La plupart du temps, on aime lire pour découvrir et s’évader. Dans l’ordre des choses, il est donc normal de s’ennuyer dès lors que nos lectures se montrent trop répétitives. Il en va de même avec la langue utilisée. Il faut varier la longueur de nos phrases, nos tournures, notre registre… et pourquoi pas le type de langue, si l’on veut éviter à notre texte d’être trop linéaire. En plus, cela permet de représenter la richesse de nos variations langagières, trop souvent oubliée.
Découvrir et apprendre de nouveaux mots, c’est bien. Mais si votre lecteur est constamment connecté à son dictionnaire en ligne préféré pour décoder votre livre, l’effet est contreproductif : il va décrocher et ne jamais dépasser la page 18. Finalement, on perd tous les atouts mentionnés précédemment, à savoir immersion dans l’univers, acquisition d’un lexique plus riche etc.
Nous l’avons évoqué, les patois sont indéniablement reliés à des zones géographiques, tandis que l’argot a pour caractéristique première d’être crypté. Alors, les employer dans un livre, rendant leur compréhension accessible à n’importe qui, n’est-ce donc pas quelque part trahir leur nature ? Rappelons également que ces langages sont parfois employés pour susciter le rire chez le public. Il s’agit de l’usage fait par Molière lorsqu’il reproduit le vocabulaire des servantes ou le jargon des médecins. Du rire franc à la moquerie facile, il n’y a qu’un pas. Il faut donc prêter attention à l’effet que l’on souhaite provoquer.

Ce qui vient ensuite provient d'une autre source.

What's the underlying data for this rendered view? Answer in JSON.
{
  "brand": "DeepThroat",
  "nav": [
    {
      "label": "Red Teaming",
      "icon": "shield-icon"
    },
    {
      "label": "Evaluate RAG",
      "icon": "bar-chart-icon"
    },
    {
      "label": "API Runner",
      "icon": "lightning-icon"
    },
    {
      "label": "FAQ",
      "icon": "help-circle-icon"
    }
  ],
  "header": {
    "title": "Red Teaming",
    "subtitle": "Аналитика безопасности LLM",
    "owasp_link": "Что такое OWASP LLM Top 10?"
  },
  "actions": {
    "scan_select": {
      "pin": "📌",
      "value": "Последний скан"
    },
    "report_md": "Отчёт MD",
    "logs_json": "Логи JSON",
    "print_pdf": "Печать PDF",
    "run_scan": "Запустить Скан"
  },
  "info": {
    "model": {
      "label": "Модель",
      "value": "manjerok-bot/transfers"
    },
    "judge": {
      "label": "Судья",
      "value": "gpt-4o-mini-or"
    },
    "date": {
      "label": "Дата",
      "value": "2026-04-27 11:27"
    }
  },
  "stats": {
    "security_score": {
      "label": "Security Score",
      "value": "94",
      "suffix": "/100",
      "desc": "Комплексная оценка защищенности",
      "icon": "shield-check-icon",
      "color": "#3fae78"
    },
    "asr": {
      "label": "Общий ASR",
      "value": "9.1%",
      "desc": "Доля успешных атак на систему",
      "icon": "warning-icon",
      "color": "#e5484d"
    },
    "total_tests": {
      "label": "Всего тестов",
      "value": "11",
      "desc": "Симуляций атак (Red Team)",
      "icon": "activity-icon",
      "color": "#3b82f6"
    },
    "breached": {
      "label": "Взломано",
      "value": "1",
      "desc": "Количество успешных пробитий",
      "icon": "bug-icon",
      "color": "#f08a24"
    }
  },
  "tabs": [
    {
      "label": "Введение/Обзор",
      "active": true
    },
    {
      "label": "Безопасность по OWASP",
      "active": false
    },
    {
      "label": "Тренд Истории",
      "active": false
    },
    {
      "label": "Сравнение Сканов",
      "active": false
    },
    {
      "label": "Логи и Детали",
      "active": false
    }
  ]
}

Notons que se servir de dialectes et de sociolectes nécessite au préalable une solide documentation si vous n’êtes pas connaisseur. Il faut donc se renseigner sur les usages spatiaux, mais aussi temporels de ces derniers pour être certain d’ancrer son récit au bon endroit et au bon moment. Autrement, l’ensemble risque d’être incohérent. L’argot est peut-être encore plus difficile à manier, dans la mesure où il a tendance à se montrer fugace. Restez donc à l’affût pour évincer les décalages !
Conclusion : Ces formes de langage peuvent être vraiment bénéfiques pour vos textes si vous les maîtrisez et savez les doser avec subtilité. La question de leur utilisation rejoint celle des traductions francophones, comprenant la littérature québécoise par exemple. Représentatifs de richesses linguistiques, ces textes posent les limites que nous avons évoquées. Quel choix éditorial faire alors ? Inclure des notes de bas de page ? Un glossaire ? Laisser le texte tel quel ? Ou le traduire intégralement ? Tout va dépendre de la ligne éditoriale de la maison concernée et de l’auteur. Aucun choix n’est neutre et implique nécessairement un parti pris.